Этьен наконец спустился с террикона и вошел в ворота шахты; люди, у которых он спрашивал, не найдется ли для него работы, покачивали головами и советовали подождать старшего штейгера. Никто его не останавливал, он свободно бродил среди слабо освещенных бараков, обходя какие-то черные ямы, вызывавшие невольное беспокойство, и удивляясь запутанному расположению странных построек в несколько ярусов; поднявшись по темной полуразрушенной лестнице, он очутился на шатком мостике, потом прошел через сортировочную, где стояла такая тьма, что он шел, вытянув вперед руки, боясь на что-нибудь наткнуться. Вдруг перед ним во мраке загорелись два огромных желтых глаза. Он оказался под самым копром, на приемной площадке, около ствола шахты.

Как раз в эту минуту к будке приемщика направлялся штейгер, дядя Ришом, толстяк с физиономией благодушного жандарма, перечеркнутой седыми усами.

— Не требуется ли здесь человек? На любую работу согласен, — сказал Этьен.

Ришом хотел было сказать: «Нет, не требуется!» — но передумал и мимоходом ответил:

— Подождите старшего штейгера, господина Дансара.

Четыре ярких фонаря с рефлекторами, направляя сноп света на ствол шахты, ярко освещали железные перила, рычаги сигналов и задвижки, брусья проводников, по которым скользили две клети. Вся остальная часть помещения, просторного и высокого, как собор, тонула в полумраке, где колыхались большие расплывчатые тени. Только в глубине сверкала огнями ламповая, а в будке приемщика одинокой угасающей звездой мерцала тусклая лампочка. Начали уже выдавать уголь на-гора; с непрерывным грохотом катились по чугунным плитам груженые вагонетки, их толкали стволовые, низко наклоняясь и вытягивая спину; в полумраке двигались, мелькали и стучали какие-то черные предметы.

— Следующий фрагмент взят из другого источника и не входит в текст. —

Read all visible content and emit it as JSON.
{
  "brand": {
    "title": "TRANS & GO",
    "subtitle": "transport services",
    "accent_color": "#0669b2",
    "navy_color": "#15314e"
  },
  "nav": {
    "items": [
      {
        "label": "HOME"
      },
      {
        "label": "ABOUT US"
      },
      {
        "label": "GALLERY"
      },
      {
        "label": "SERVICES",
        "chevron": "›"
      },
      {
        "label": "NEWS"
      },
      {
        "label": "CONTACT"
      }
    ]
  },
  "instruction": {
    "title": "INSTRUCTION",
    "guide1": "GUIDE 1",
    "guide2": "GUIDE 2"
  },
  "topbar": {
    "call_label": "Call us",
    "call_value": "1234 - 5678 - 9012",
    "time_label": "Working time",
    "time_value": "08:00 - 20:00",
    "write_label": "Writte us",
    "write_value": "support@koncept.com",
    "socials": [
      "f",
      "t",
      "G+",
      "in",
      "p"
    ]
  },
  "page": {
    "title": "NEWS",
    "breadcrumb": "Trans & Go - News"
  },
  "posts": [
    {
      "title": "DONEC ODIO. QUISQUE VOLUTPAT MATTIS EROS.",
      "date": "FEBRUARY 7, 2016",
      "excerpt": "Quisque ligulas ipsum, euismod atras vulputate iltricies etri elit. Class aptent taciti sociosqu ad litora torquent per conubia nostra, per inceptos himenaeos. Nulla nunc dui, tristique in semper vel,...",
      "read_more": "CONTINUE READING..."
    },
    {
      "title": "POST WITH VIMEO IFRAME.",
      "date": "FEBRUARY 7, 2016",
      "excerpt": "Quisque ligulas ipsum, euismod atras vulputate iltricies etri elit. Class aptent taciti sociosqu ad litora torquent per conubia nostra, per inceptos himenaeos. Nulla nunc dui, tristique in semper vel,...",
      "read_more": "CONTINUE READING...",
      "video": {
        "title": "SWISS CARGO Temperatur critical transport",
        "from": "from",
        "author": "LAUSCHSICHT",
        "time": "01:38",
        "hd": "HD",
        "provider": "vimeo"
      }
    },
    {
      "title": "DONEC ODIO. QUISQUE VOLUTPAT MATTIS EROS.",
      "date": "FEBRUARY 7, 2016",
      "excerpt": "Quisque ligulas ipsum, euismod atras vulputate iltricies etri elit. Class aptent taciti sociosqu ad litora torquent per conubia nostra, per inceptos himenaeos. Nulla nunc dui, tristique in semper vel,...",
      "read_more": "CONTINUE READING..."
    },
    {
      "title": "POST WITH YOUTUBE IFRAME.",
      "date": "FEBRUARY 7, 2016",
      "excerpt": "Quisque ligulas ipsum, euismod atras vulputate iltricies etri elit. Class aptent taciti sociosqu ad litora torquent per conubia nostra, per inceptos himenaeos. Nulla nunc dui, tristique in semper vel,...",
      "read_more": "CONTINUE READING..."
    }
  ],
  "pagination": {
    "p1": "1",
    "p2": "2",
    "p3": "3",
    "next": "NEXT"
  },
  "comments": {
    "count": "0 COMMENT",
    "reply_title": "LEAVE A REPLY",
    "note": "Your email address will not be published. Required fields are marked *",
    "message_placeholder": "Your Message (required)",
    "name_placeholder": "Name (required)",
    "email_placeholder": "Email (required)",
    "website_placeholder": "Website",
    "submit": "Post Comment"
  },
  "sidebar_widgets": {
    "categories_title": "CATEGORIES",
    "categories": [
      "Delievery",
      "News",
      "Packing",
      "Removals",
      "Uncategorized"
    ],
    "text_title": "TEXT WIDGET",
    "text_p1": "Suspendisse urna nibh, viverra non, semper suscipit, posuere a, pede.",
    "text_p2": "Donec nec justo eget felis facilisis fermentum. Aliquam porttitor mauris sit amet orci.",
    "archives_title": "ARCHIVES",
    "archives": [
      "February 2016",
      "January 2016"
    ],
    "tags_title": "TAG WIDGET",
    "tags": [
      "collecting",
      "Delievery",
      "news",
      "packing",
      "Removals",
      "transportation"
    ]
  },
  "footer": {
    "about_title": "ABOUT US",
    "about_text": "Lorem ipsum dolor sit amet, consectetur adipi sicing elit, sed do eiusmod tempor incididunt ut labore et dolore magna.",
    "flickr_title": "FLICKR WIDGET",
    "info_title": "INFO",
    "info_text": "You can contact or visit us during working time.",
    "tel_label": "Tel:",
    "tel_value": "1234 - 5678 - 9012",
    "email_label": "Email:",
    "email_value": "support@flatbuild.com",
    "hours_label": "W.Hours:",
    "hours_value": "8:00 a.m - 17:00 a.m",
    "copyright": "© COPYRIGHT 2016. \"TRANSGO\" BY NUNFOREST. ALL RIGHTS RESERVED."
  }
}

Этьен на мгновенье остановился, растерявшись от оглушительного шума и ослепительного света. Ему было холодно: отовсюду дули сквозняки. Потом он прошел немного дальше, заметив блеск стальных и медных частей паровой машины. Она находилась метрах в двадцати пяти от ствола шахты, в еще более высоком помещении, и так прочно, так плотно сидела на кирпичном фундаменте, что, хоть и была пущена на полную мощность в четыреста лошадиных сил, не ощущалось ни малейшей вибрации стен; непрестанно поднимаясь и опускаясь, ровно и плавно двигался огромный шатун.

Машинист, стоявший у пускового рычага, прислушивался к сигнальным звонкам, не сводя глаз с доски указателей, где ствол шахты со всеми ее горизонтами был изображен в виде вертикального желобка, по которому двигались на веревочках свинцовые грузила, изображавшие клети. И лишь только подъемник пускали в ход, два огромных барабана в пять метров радиусом, на которые наматывались, а в противоположном направлении разматывались два стальных троса, вращались с такой быстротой, что казались столбами серой пыли.

— Берегись! — крикнули рабочие, втроем тащившие высокую лестницу.

Этьена чуть не раздавило. Постепенно его глаза привыкли к полумраку. Посмотрев вверх, он увидел, как бегут тросы: более тридцати метров стальной ленты взлетали к самой верхушке копра, проходили там через шкивы и падали отвесно в ствол шахты, где двигались клети, висевшие на этих тросах. Шкивы держались на мощных стропилах, похожих на переплеты балок в церковной колокольне. Тросы скользили, как птицы, бесшумно, мягко, без малейшего толчка, — быстро, непрерывно бежал тяжелейший стальной канат, который мог поднимать груз в двенадцать тысяч килограммов со скоростью до десяти метров в секунду.